The collapse of centrally administered socialism in Russia and Eastern Europe resulted in what is commonly referred to as the transition problem: the transformation from a centrally administered socialist economic system to one that is market-based. Economic science has been faced with the challenge of developing an appropriate body of analysis, advice, and direction to help other nations that may be undergoing this process. In this volume, John Marangos adopts a political economy approach that yields alternative models of transition. The volume develops transition models from what Marangos defines as the primary elements of six variables: (1) economic analysis; (2) definitions of the Good Society; (3) speed of transition; (4) political structure; (5) ideological structure; and (6) initial conditions. The models developed include: the shock therapy model, the neoclassical gradualist model of transition, the post Keynesian model, the pluralistic market, the socialist model, and the non-pluralistic market socialist model. After identifying the primary elements of each transition model, Marangos considers the elements of each model with respect to the desirable reforms.
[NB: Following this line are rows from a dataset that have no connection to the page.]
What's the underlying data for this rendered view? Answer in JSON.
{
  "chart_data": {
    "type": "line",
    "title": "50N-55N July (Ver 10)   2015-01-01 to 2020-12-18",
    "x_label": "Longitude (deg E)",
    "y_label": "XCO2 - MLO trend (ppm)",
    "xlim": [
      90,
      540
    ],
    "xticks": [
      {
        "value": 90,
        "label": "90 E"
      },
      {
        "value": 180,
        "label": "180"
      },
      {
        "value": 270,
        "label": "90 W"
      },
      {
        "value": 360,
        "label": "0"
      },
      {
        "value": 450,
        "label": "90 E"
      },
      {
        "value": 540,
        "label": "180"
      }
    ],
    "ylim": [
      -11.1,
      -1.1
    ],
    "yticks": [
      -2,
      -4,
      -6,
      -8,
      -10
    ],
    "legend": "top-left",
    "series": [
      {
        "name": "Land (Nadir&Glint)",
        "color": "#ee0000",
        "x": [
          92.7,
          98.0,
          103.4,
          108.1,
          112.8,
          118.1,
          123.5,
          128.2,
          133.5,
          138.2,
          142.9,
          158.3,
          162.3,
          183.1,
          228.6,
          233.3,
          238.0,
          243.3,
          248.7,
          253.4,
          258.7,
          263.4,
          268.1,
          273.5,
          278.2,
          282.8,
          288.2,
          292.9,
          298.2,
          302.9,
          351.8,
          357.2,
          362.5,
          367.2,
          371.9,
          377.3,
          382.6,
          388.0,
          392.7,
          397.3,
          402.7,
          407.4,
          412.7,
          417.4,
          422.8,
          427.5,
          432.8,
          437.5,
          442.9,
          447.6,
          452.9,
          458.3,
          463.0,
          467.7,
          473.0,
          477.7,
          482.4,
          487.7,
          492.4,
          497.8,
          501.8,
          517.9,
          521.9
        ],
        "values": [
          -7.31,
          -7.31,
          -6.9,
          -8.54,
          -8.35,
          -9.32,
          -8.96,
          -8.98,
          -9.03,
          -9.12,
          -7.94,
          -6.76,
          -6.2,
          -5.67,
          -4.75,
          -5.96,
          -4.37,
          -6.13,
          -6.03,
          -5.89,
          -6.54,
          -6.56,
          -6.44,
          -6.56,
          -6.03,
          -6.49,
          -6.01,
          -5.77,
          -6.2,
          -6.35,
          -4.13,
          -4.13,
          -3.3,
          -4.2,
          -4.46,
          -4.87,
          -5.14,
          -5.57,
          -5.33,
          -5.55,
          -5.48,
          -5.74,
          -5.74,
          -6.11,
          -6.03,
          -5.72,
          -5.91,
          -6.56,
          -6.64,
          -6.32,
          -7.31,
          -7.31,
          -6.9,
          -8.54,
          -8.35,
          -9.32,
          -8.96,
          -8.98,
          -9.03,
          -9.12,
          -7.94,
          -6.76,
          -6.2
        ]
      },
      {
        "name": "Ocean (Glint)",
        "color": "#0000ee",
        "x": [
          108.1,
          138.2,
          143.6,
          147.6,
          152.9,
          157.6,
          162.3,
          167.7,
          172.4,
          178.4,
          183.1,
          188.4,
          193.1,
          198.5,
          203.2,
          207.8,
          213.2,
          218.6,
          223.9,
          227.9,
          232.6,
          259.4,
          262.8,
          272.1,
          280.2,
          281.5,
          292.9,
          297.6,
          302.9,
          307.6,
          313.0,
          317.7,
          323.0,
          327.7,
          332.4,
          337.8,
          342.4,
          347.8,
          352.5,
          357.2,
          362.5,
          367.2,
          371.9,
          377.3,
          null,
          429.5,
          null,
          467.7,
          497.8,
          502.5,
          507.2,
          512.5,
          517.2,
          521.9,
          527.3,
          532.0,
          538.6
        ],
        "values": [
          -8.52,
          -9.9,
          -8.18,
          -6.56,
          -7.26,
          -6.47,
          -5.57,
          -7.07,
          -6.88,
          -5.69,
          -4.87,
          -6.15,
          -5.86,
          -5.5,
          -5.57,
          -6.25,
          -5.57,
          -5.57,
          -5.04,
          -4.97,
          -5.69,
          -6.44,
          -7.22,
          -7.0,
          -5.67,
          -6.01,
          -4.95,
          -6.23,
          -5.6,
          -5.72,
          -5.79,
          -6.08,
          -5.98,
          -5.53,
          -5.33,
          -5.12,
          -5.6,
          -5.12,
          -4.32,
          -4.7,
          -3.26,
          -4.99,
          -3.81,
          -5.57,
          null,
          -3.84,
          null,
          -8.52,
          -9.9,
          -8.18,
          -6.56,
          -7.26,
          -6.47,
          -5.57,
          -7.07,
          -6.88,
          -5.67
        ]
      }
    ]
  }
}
An essential element of the transition process is not only to identify the necessary reforms but also a sequence in which the reforms should be introduced. For each transition model developed in this book, a set of primary and secondary elements were provided in conjunction with a sequence of reforms. Analyzing the transition problem from a political economy perspective, Marangos shows that it is possible to have inconsistencies within each transition model and between transition models yet be able to identify the potential for implementation and maintenance of necessary reforms each model recommends. This volume contributes to the understanding of the process of transition, with the objective of identifying an optimal model of transition.
Dielectric Metamaterials

Dielectric Metamaterials: Fundamentals, Designs, and Applications links fundamental Mie scattering theory with the latest dielectric metamaterial research, providing a valuable reference for new and experienced researchers in the field. The book begins with a historical, evolving overview of Mie scattering theory. Next, the authors describe how to apply Mie theory to analytically solve the scattering of electromagnetic waves by subwavelength particles. Later chapters focus on Mie resonator-based metamaterials, starting with microwaves where particles are much smaller than the free space wavelengths. In addition, several chapters focus on wave-front engineering using dielectric metasurfaces and the nonlinear optical effects, spontaneous emission manipulation, active devices, and 3D effective media using dielectric metamaterials.